When it comes to combinations, the options are endless. This would be something fun to play around with before Thanksgiving, pick your favorite liquor/s and infuse it with apple, pumpkin spice, cranberry, orange, pecan or pomegranate. The flavor infusion can be juice, a mash or you can make a simple syrup with your desired flavor. Pick the appropriate glass and make a small edible garnish and you’ve become a mixologist. Don’t forget to include the kids, many drinks can easily be made non-alcoholic for the kiddos with seltzer or juices! Just make sure they look different enough to not be mixed up with the adult drinks!
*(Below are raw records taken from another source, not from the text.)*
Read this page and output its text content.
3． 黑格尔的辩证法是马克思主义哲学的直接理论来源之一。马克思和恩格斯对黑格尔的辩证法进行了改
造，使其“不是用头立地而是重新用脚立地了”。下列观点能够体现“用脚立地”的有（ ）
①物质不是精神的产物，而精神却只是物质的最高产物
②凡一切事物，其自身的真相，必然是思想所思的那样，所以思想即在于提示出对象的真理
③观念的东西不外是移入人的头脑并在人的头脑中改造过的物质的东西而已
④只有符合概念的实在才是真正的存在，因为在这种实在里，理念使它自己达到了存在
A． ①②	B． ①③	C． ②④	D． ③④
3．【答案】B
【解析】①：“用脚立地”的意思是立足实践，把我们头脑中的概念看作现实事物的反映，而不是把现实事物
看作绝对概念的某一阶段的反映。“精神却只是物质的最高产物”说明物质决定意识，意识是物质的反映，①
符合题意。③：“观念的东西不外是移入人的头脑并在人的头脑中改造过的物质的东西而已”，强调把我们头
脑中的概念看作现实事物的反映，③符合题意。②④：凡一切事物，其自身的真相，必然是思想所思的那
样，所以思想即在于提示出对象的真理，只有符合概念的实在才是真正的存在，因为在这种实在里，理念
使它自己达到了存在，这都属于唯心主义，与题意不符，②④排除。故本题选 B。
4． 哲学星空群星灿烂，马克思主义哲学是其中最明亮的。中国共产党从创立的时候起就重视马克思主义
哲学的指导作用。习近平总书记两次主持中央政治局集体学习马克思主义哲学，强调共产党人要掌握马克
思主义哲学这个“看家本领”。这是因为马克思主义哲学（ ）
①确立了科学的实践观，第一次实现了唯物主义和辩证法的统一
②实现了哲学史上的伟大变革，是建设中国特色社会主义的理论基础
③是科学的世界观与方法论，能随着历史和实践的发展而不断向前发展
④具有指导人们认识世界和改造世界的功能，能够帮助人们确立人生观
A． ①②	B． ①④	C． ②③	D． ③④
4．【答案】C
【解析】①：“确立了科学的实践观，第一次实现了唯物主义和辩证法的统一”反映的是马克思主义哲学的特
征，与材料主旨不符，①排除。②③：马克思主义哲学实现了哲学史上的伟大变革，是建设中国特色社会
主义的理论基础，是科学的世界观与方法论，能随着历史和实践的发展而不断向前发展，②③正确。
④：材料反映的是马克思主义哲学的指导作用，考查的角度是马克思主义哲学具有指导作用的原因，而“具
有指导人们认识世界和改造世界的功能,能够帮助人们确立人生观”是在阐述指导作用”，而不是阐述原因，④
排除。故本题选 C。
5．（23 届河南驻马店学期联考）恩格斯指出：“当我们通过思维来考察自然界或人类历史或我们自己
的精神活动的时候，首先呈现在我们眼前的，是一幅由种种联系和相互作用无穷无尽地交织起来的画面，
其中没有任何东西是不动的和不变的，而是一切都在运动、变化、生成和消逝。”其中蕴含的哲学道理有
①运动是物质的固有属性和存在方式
Let me know if you come up with a winning combination and I can publish your recipe here on my site! I’ll add the most creative one right here on this post!

Here are some local distilleries to check out:
Litchfield Distillery, Litchfield, CT.
Fifth State Distillery, Bridgeport, CT.
Mine Hill Distillery, Roxbury, CT.
Sono 1420 American Craft Distillers, Norwalk, CT.
Hudson Valley Distillers, Germantown, NY.

There are so many more, like, so many! Search for the ones nearest you and please go check them out, local businesses need us now more than ever and they happen to have the best products!

I hope this information is enough to help you pick out the gift that your host will love and if you are the host I hope this helped you pick your pairings!

Special thanks to Brewmaster Hutch Kugeman and all the wineries, breweries and distilleries who were willing to help me put together all of this great information for you and are there ready to serve the community!